Obi Melifonwu: I think next week is going to be an emotional game, but you have to channel that emotion in the right way. I'm definitely going to go out there and give it my all like I do every game. But definitely next week is going to be something special.
Q. How frustrating was when they -- for the field goal and they come back and go for it, you guys feel like you had them stopped and you were off the feel. Was that tough?
Obi Melifonwu: No, like I said, I mean, I don't look at the game like that. I mean, whenever I'm on the field, I'm on the field to play, and I can't -- there's nothing I can really do about what the other team is doing or what the offense is doing. I'm just wired to play when I'm out there and that's just what I do.
Q. Is there anything in particular Coach said that you guys afterwards that he really wants you to understand about what's going on or what he wants you to take away from this?
Obi Melifonwu: He just told us, stick together as a team. Every team goes through their ups and downs and he just said, look at the other side. You can't really have greatness without adversity and right now we're going through adversity, and everybody is just sticking together and believing that we can do great things as a team and as a program.
UConn wide receiver Noel Thomas
Q. Quite a shot there.
NOEL THOMAS: I'm all right. Good hit.
Q. Did you have to fight to get back on the field? You always want to as a player, I'm sure.
NOEL THOMAS: Yeah, it took a little fight. But I got back out there.
Q. You had a week off, coming into this game, thinking you could do things more than you have been doing. Can you walk me through where you're most disappointed with the execution offensively?
NOEL THOMAS: It's kind of been the same for the past couple weeks, not scoring points and all that. That's a big thing right there, we're not scoring points and we need to.
Q. Can you put your finger on why you're not scoring?
NOEL THOMAS: It just comes down to execution. Everybody has to do their job. One guy's off, it's going to mess everything up, so we have to make sure we all play together and execute the plays.
Q. Do guys start pressing? Do people start trying to do too much?
NOEL THOMAS: I don't think so. I can't really speak for everybody else, but I know I don't. It doesn't seem like other people do, either.

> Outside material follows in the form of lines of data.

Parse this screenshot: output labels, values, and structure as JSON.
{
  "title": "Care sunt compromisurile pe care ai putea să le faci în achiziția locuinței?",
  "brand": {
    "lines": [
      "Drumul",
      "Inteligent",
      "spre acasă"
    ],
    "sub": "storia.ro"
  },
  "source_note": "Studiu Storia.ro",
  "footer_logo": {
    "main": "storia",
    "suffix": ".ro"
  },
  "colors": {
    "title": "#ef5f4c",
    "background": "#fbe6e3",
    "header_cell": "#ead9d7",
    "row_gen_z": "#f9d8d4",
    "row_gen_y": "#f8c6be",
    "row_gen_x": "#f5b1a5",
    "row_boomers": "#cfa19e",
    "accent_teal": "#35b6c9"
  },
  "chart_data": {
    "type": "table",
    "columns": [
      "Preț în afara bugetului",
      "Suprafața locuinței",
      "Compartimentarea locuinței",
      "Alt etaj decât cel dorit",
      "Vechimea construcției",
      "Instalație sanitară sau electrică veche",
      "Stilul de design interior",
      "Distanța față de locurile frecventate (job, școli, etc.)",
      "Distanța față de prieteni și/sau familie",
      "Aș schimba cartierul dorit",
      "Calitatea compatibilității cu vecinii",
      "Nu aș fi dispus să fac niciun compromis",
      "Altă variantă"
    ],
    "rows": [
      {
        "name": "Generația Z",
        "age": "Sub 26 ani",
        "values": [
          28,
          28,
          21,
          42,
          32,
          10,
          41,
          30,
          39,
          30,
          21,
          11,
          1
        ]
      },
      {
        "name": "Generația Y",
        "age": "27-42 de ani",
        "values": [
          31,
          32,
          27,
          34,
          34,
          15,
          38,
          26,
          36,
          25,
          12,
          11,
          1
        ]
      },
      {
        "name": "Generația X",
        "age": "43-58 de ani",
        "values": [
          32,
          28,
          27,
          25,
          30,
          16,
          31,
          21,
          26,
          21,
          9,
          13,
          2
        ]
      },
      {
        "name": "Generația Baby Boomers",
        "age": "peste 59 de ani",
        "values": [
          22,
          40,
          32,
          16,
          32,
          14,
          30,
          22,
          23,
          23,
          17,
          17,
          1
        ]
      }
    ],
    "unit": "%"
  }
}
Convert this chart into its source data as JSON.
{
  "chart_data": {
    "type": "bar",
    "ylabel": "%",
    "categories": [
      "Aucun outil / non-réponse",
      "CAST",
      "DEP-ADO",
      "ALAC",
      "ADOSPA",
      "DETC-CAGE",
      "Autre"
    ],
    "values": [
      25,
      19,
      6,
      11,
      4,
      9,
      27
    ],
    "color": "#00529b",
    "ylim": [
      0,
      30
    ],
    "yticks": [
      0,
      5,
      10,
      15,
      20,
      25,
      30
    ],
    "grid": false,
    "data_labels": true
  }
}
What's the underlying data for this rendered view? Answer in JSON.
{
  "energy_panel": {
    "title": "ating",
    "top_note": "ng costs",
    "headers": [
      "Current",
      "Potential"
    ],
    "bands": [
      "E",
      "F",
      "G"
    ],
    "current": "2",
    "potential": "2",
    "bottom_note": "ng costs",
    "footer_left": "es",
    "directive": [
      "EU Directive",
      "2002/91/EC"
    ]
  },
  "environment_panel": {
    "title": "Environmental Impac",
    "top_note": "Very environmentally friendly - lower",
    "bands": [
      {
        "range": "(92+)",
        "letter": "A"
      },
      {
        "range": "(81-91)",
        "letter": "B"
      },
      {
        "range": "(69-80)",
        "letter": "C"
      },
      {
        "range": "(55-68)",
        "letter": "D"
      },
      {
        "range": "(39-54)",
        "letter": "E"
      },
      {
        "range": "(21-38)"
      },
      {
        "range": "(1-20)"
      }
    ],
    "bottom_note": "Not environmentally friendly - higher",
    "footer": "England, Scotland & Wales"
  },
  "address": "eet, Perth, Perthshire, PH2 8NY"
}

Q. Is Donovan getting better?
NOEL THOMAS: I think the biggest thing with him, the biggest difference from this week and last week for him is confidence. He was really being a leader out there and taking control of that role.
Q. You've gone three and a half games without a touchdown. Does it blow you away? I'm sure you came into the season thinking you had the pieces to be a pretty solid team on offense.
NOEL THOMAS: Yeah, like I said, that's a big disappointment for me, not scoring points. Obviously as a receiver, that's what you want to do, and it hasn't happened.
Q. I know you guys are a team, but what does the record mean for you?
NOEL THOMAS: For me? I mean, I don't think it defines us.
Q. The receptions, your reception record.
NOEL THOMAS: It would be easier to talk about this if we won. But it definitely, I'm proud that I did that. I just want to keep moving and finish the last game strong. So keep breaking my own record I guess.
Q. You came into the season, thinking sets you up for a better Bowl game; what's it going to be like emotionally for the seniors?
NOEL THOMAS: Yeah, it's all of our last game. We've been playing there for four years, some guys been there for five. It's going to be an emotional day and we obviously want to go out there strong and leave there with a win.
Q. Going back to the offensive struggles, it seems like there was a change in philosophy at some point early in the year in terms of how to approach. Do you feel that utilizes you guys and the playmakers you have in the best way?
NOEL THOMAS: Yeah, you know, we plan to attack and get our playmakers the ball. It all comes down to execution. If we're not executing plays, our playmakers are not going to get the ball where they need to get the ball. That's basically what it is.